Uraian serat di atas menjadi jelas bahwa masyarakat Jawa mengenal teologi dengan struktur teologisnya yaitu : hubungan antara atma dengan Brahman/persatuan antara manusia dengan Tuhan/Manunggaling kawulo lan gusti. Hubungan alam mikro dengam makro, hubungan alam mikro, Makro dengan Tuhan. Sangat jelas maknanya kemana manusia kembali kecuali kepada asalnya (Sangkan Paraning dumadi dan yang bersatu dengan Tuhan hanyalah (cita tinunggil karsa) atau hanya rohnya. Sebab itulah diisaratkan untuk lebih waspada menghayati teologi ini karena merupakan ajaran rahasia. Ajaran ini ajaran kelepasan untuk menghayati Tuhan yang satu namun ada di mana-mana. Seperti diuraikan dalam pupuh Pangkur bait 12 sebagai berikut :
Awas roroning atunggil
Tan samar pamoring sukmo
Sinukmaya winakya ing ngasepi
Layap liyeping ngalayup
Pinda pasating supena
Sumusuping rasa sejati
Sejatining kang mangkana
Wus kekanan nugrahing Hyang Widhi
Bali alang asamung
Tan karem kare menyan
Ingkang sifat wisesa mas
Mulih mula niulanira
Artinya :
Hendaknya waspada terhadap penghayatan roroning atunggil, agar tiada ragu terhadap bersatunya sukma, penghayatan ini terbukti dalam penyepian, tersimpan di dalam pusat kalbu, adapun proses terungkapnya tabir (penutup alam gaib), laksana terlindasanya dalam kantuk bagi orang yang sedang mengantuk, penghayatan gaib itu datang laksana lintasan mimpi, sesungguhnya orang yang telah menghayati semacam itu, berarti telah tahu jalan kemana pergi keasalnya (Soesilo, 2003 : 119-120).
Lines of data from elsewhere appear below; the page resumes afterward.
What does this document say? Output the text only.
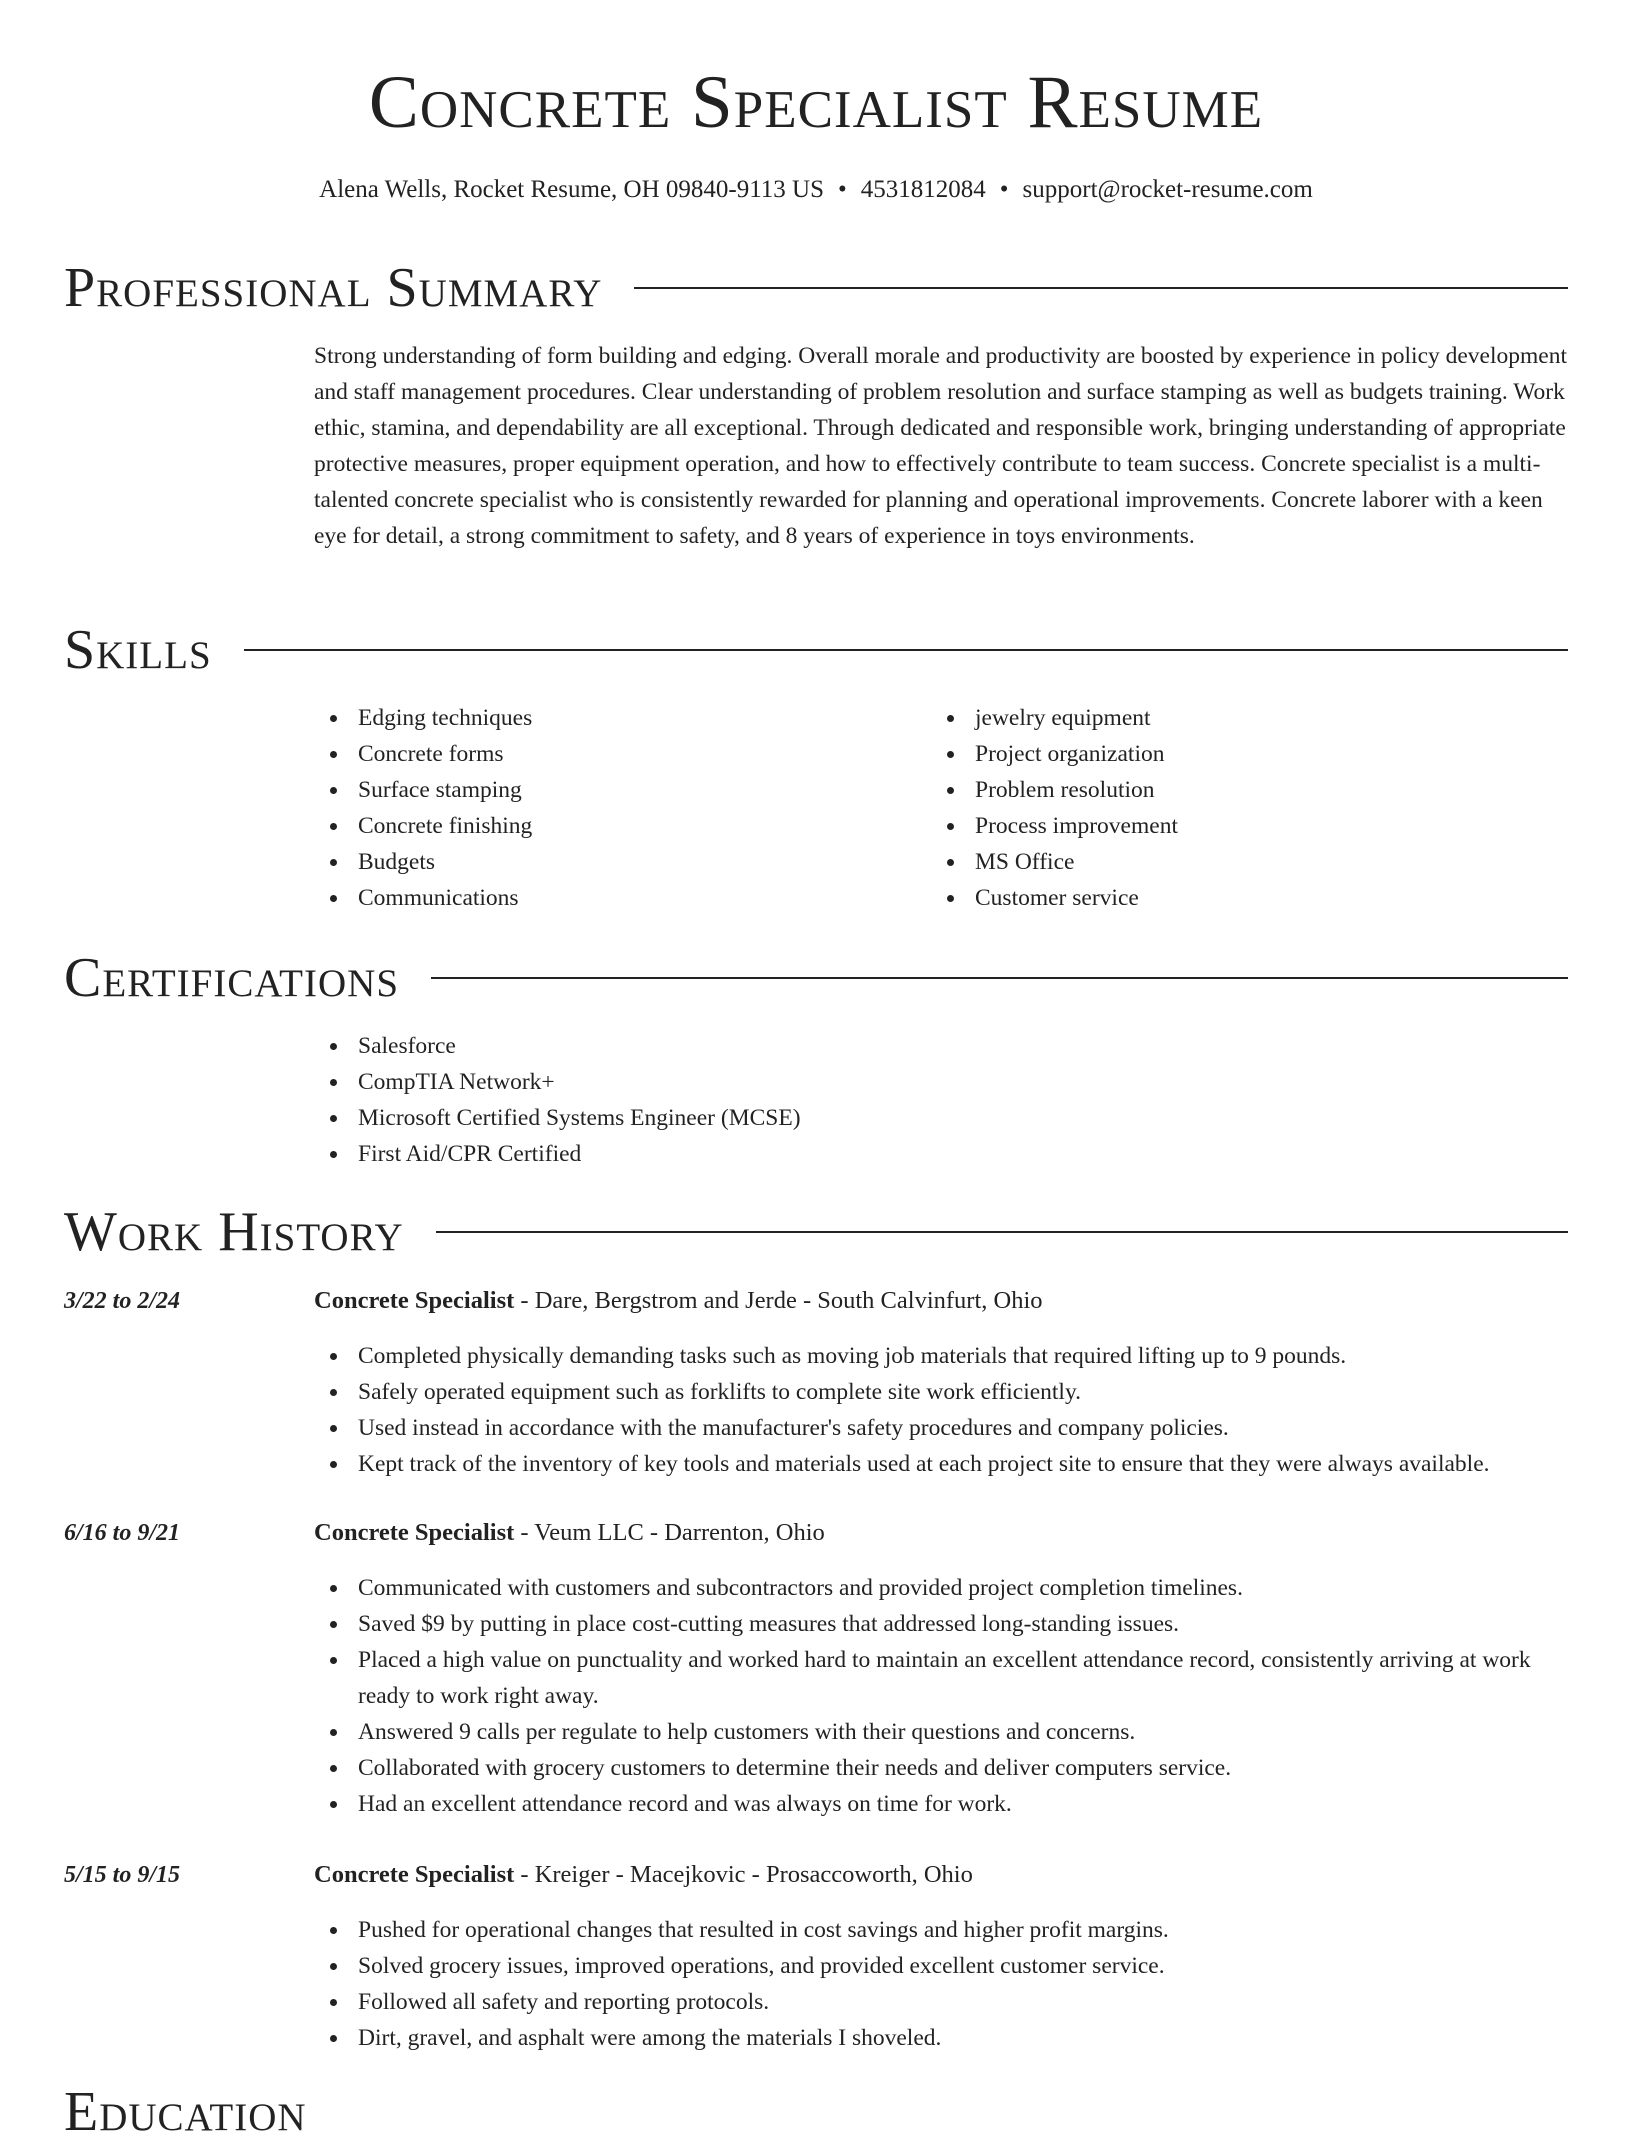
Concrete Specialist Resume
Alena Wells, Rocket Resume, OH 09840-9113 US • 4531812084 • support@rocket-resume.com
Professional Summary

Strong understanding of form building and edging. Overall morale and productivity are boosted by experience in policy development and staff management procedures. Clear understanding of problem resolution and surface stamping as well as budgets training. Work ethic, stamina, and dependability are all exceptional. Through dedicated and responsible work, bringing understanding of appropriate protective measures, proper equipment operation, and how to effectively contribute to team success. Concrete specialist is a multi-talented concrete specialist who is consistently rewarded for planning and operational improvements. Concrete laborer with a keen eye for detail, a strong commitment to safety, and 8 years of experience in toys environments.

Skills
Edging techniques
Concrete forms
Surface stamping
Concrete finishing
Budgets
Communications
jewelry equipment
Project organization
Problem resolution
Process improvement
MS Office
Customer service
Certifications
Salesforce
CompTIA Network+
Microsoft Certified Systems Engineer (MCSE)
First Aid/CPR Certified
Work History
3/22 to 2/24	Concrete Specialist - Dare, Bergstrom and Jerde - South Calvinfurt, Ohio
Completed physically demanding tasks such as moving job materials that required lifting up to 9 pounds.
Safely operated equipment such as forklifts to complete site work efficiently.
Used instead in accordance with the manufacturer's safety procedures and company policies.
Kept track of the inventory of key tools and materials used at each project site to ensure that they were always available.
6/16 to 9/21	Concrete Specialist - Veum LLC - Darrenton, Ohio
Communicated with customers and subcontractors and provided project completion timelines.
Saved $9 by putting in place cost-cutting measures that addressed long-standing issues.
Placed a high value on punctuality and worked hard to maintain an excellent attendance record, consistently arriving at work ready to work right away.
Answered 9 calls per regulate to help customers with their questions and concerns.
Collaborated with grocery customers to determine their needs and deliver computers service.
Had an excellent attendance record and was always on time for work.
5/15 to 9/15	Concrete Specialist - Kreiger - Macejkovic - Prosaccoworth, Ohio
Pushed for operational changes that resulted in cost savings and higher profit margins.
Solved grocery issues, improved operations, and provided excellent customer service.
Followed all safety and reporting protocols.
Dirt, gravel, and asphalt were among the materials I shoveled.
Education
Pemikiran teologi manusia Jawa di atas menguraikan beberapa makna hubungan manusia dengan Tuhan. Pertama Tuhan di maknai sebagai roroning atunggilyaitu dua namun satu. Kemudian di alam gaib sesungguhnya roh dan cita manusia bisa menyatu dengan Tuhan (tan samar pamoring sukma). Jalan untuk mengetahui adanya hubungan roh dengan Tuhan adalah dengan menempuh jalan sepi/menyepi (yoga). Bagi orang yang melakoni jalan ini ia sesungguhnya tahu alam moksa itu. Bagi masyarakat umumnya yang belum menghayati benar makna roroning atunggil ini, di dalam tradisi Jawa bila ada yang meninggal dibuatkanlah ritual kematian untuk menjembatani hubungan manusia dengan Tuhan serta sebagai permohonan agar Jiwa / sukma orang yang meninggal diberikan jalan menuju kepadaNya.